Si sono vissuti momenti drammatici, stamattina, quando poco dopo le 10, i vigili del fuoco di Brescia sono saliti con un’autoscala a 40 metri d’altezza per cercare di convincere i sei occupanti della gru a posizionare sotto di loro almeno una rete di contenimento che serva in caso di caduta o di malore. I sei ragazzi sono subito usciti lungo il braccio della gru, urlando e minacciando di gettarsi nel vuoto se i pompieri non se ne fossero andati via subito.

A nulla sono servirti i tentativi del comandante provinciale dei vigili del fuoco, Salvatore Buffo, di convincere i sei immigrati della necessità di posizionare una rete a protezione di eventuali cadute. Jimmy, il portavoce dal gruppo, ha urlato: “Se non ve ne andate subito, noi ci buttiamo! Non vogliamo il vostro aiuto, non abbiamo bisogno di voi. Abbiamo invece bisogno di una soluzione che riguarda chi come noi sta soffrendo per la negazione di un diritto. Vogliamo il permesso di soggiorno. Abbiamo pagato per ottenere la sanatoria”. Poi, staccando altre parti metalliche della gru, hanno battuto rumorosamente verso l’esterno, scandendo: “Sanatoria, sanatoria! Diritti per tutti!”. I pompieri hanno dovuto abbandonare ogni tentativo perché raggiunti dal lancio di oggetti metallici e di alcune batterie dei telefonini

Una volta sceso dall’autoscala, abbiamo chiesto al comandante dei vigili del fuoco, il senso di un tentativo (quello di posizionare le reti metalliche) rifiutato da 10 giorni dagli immigrati. Salvatore Buffo ha così commentato: “Non è una nostra decisione autonoma. E’ una scelta adottata dal comitato provinciale per l’ordine e la sicurezza e noi ci riproveremo nelle prossime ore. Non possiamo rischiare una loro caduta dall’alto”.

Intanto, sotto la gru, a non più di 50 metri, continua un presidio spontaneo di cittadini bresciani e immigrati in segno di solidarietà con i sei che da 10 giorni sono sulla gru. Stamattina il presidio era animato da una cinquantina di persone preoccupate della salute dei sei ragazzi. Ieri sera poco dopo le 22 hanno ricevuto i viveri portati dai volontari del comitato “Diritti per Tutti”, ma una cosa é certa: appaiono molto stanchi e debilitati, e da giorni non ricevono nemmeno la visita o l’assistenza di un medico o di uno psicologo. Due di loro avrebbero la febbre e il gruppo é esasperato da una soluzione che tarda ad arrivare. Poco dopo le 16 si è avuta notizia delle decisioni dei magistrati nei confronti dei manifestanti fermati ieri dopo lo sgombero del presidio sotto la gru e le cariche della forze dell’ordine: arresti domiciliari per Fabio, uno dei militanti del comitato Diritti per Tutti, fino al processo per direttissima che si svolgerà la prossima settimana. Per Singh Harjnder, il processo si terrà, invece, il 29 novembre.

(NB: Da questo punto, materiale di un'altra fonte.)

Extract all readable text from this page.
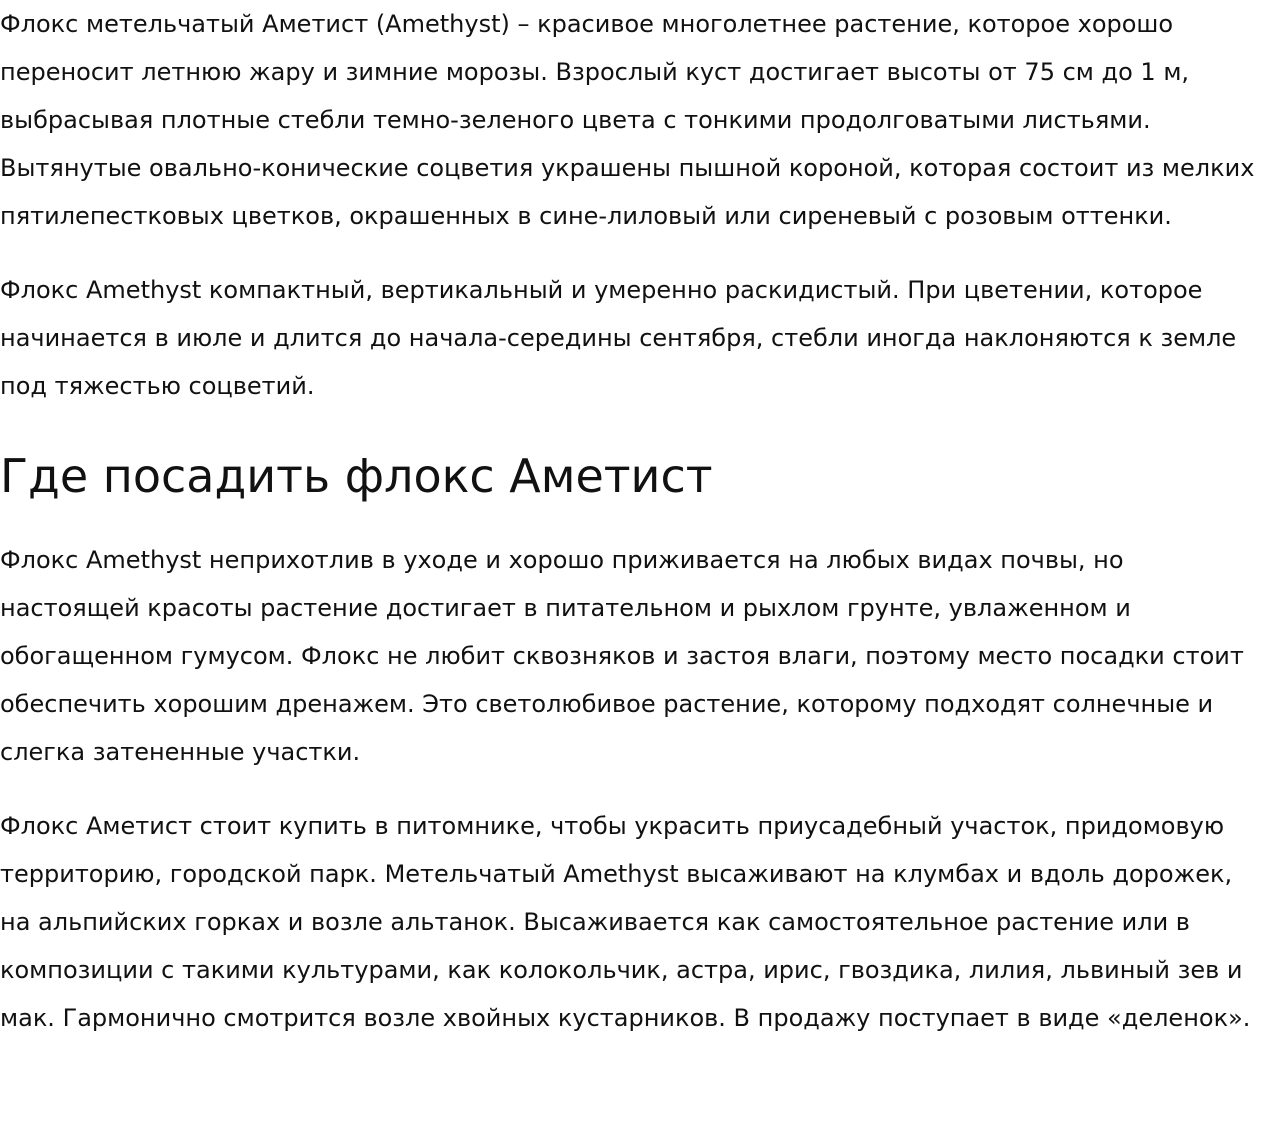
Флокс метельчатый Аметист (Amethyst) – красивое многолетнее растение, которое хорошо переносит летнюю жару и зимние морозы. Взрослый куст достигает высоты от 75 см до 1 м, выбрасывая плотные стебли темно-зеленого цвета с тонкими продолговатыми листьями. Вытянутые овально-конические соцветия украшены пышной короной, которая состоит из мелких пятилепестковых цветков, окрашенных в сине-лиловый или сиреневый с розовым оттенки.

Флокс Amethyst компактный, вертикальный и умеренно раскидистый. При цветении, которое начинается в июле и длится до начала-середины сентября, стебли иногда наклоняются к земле под тяжестью соцветий.

Где посадить флокс Аметист

Флокс Amethyst неприхотлив в уходе и хорошо приживается на любых видах почвы, но настоящей красоты растение достигает в питательном и рыхлом грунте, увлаженном и обогащенном гумусом. Флокс не любит сквозняков и застоя влаги, поэтому место посадки стоит обеспечить хорошим дренажем. Это светолюбивое растение, которому подходят солнечные и слегка затененные участки.

Флокс Аметист стоит купить в питомнике, чтобы украсить приусадебный участок, придомовую территорию, городской парк. Метельчатый Amethyst высаживают на клумбах и вдоль дорожек, на альпийских горках и возле альтанок. Высаживается как самостоятельное растение или в композиции с такими культурами, как колокольчик, астра, ирис, гвоздика, лилия, львиный зев и мак. Гармонично смотрится возле хвойных кустарников. В продажу поступает в виде «деленок».
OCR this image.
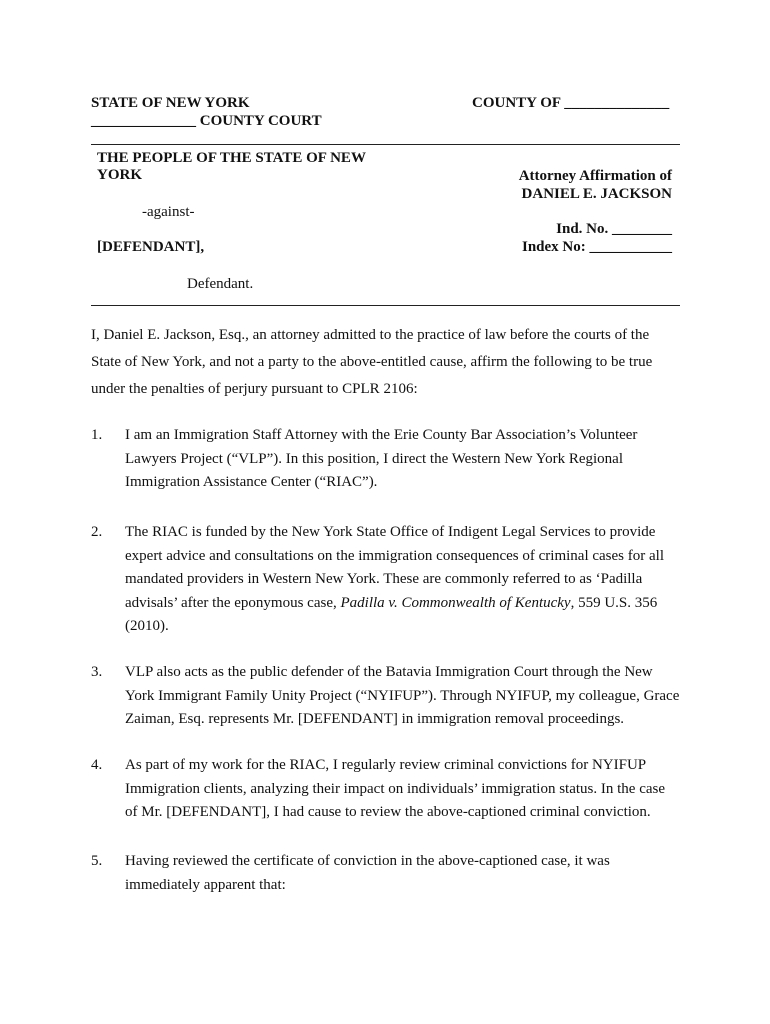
STATE OF NEW YORK	COUNTY OF ______________
______________ COUNTY COURT
THE PEOPLE OF THE STATE OF NEW
YORK
-against-
[DEFENDANT],
Defendant.
Attorney Affirmation of
DANIEL E. JACKSON
Ind. No. ________
Index No: ___________
I, Daniel E. Jackson, Esq., an attorney admitted to the practice of law before the courts of the State of New York, and not a party to the above-entitled cause, affirm the following to be true under the penalties of perjury pursuant to CPLR 2106:
1. I am an Immigration Staff Attorney with the Erie County Bar Association’s Volunteer Lawyers Project (“VLP”). In this position, I direct the Western New York Regional Immigration Assistance Center (“RIAC”).
2. The RIAC is funded by the New York State Office of Indigent Legal Services to provide expert advice and consultations on the immigration consequences of criminal cases for all mandated providers in Western New York. These are commonly referred to as ‘Padilla advisals’ after the eponymous case, Padilla v. Commonwealth of Kentucky, 559 U.S. 356 (2010).
3. VLP also acts as the public defender of the Batavia Immigration Court through the New York Immigrant Family Unity Project (“NYIFUP”). Through NYIFUP, my colleague, Grace Zaiman, Esq. represents Mr. [DEFENDANT] in immigration removal proceedings.
4. As part of my work for the RIAC, I regularly review criminal convictions for NYIFUP Immigration clients, analyzing their impact on individuals’ immigration status. In the case of Mr. [DEFENDANT], I had cause to review the above-captioned criminal conviction.
5. Having reviewed the certificate of conviction in the above-captioned case, it was immediately apparent that:
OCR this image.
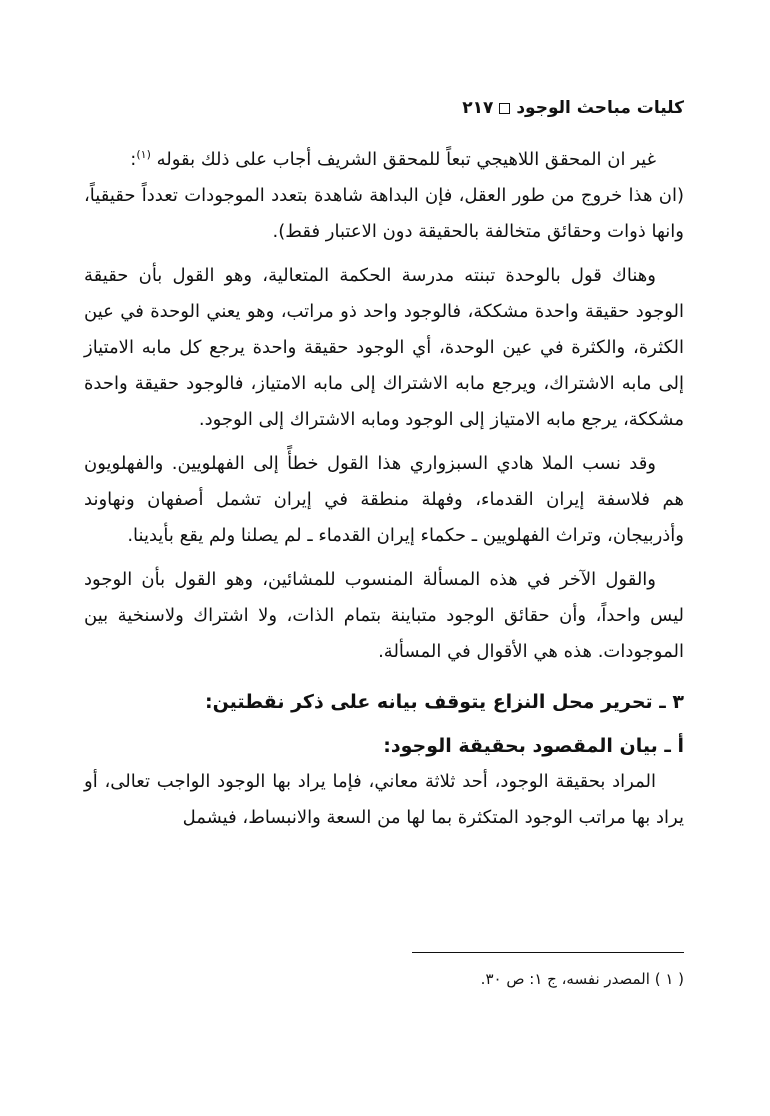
كليات مباحث الوجود
٢١٧

غير ان المحقق اللاهيجي تبعاً للمحقق الشريف أجاب على ذلك بقوله $^{(١)}$:

(ان هذا خروج من طور العقل، فإن البداهة شاهدة بتعدد الموجودات تعدداً حقيقياً، وانها ذوات وحقائق متخالفة بالحقيقة دون الاعتبار فقط).

وهناك قول بالوحدة تبنته مدرسة الحكمة المتعالية، وهو القول بأن حقيقة الوجود حقيقة واحدة مشككة، فالوجود واحد ذو مراتب، وهو يعني الوحدة في عين الكثرة، والكثرة في عين الوحدة، أي الوجود حقيقة واحدة يرجع كل مابه الامتياز إلى مابه الاشتراك، ويرجع مابه الاشتراك إلى مابه الامتياز، فالوجود حقيقة واحدة مشككة، يرجع مابه الامتياز إلى الوجود ومابه الاشتراك إلى الوجود.

وقد نسب الملا هادي السبزواري هذا القول خطأً إلى الفهلويين. والفهلويون هم فلاسفة إيران القدماء، وفهلة منطقة في إيران تشمل أصفهان ونهاوند وأذربيجان، وتراث الفهلويين ـ حكماء إيران القدماء ـ لم يصلنا ولم يقع بأيدينا.

والقول الآخر في هذه المسألة المنسوب للمشائين، وهو القول بأن الوجود ليس واحداً، وأن حقائق الوجود متباينة بتمام الذات، ولا اشتراك ولاسنخية بين الموجودات. هذه هي الأقوال في المسألة.

٣ ـ تحرير محل النزاع يتوقف بيانه على ذكر نقطتين:

أ ـ بيان المقصود بحقيقة الوجود:

المراد بحقيقة الوجود، أحد ثلاثة معاني، فإما يراد بها الوجود الواجب تعالى، أو يراد بها مراتب الوجود المتكثرة بما لها من السعة والانبساط، فيشمل

( ١ ) المصدر نفسه، ج ١: ص ٣٠.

La sua posizione era particolare: non era stato arrestato né per resistenza a pubblico ufficiale né per violazione dell’art. 18 delle Leggi di Pubblica Sicurezza, ma solo per violazione della legge Bossi-Fini. Ora la Questura deve decidere se procedere nei suoi confronti con un’espulsione, o liberarlo in attesa del processo, o, ancora, se trasferirlo in un Cie in attesa della sentenza. Per Mhemoud Kalid, un immigrato del Pakistan, il magistrato ha stabilito l’obbligo di firma fino al processo. Stessa sorte per Abou el Naim Sherif, un ragazzo egiziano, mentre altri sei immigrati stranieri sono stati trasferiti al Cie (il centro di identificazione e di espulsione) di c.so Brunelleschi a Torino e altri tre in quello di Milano.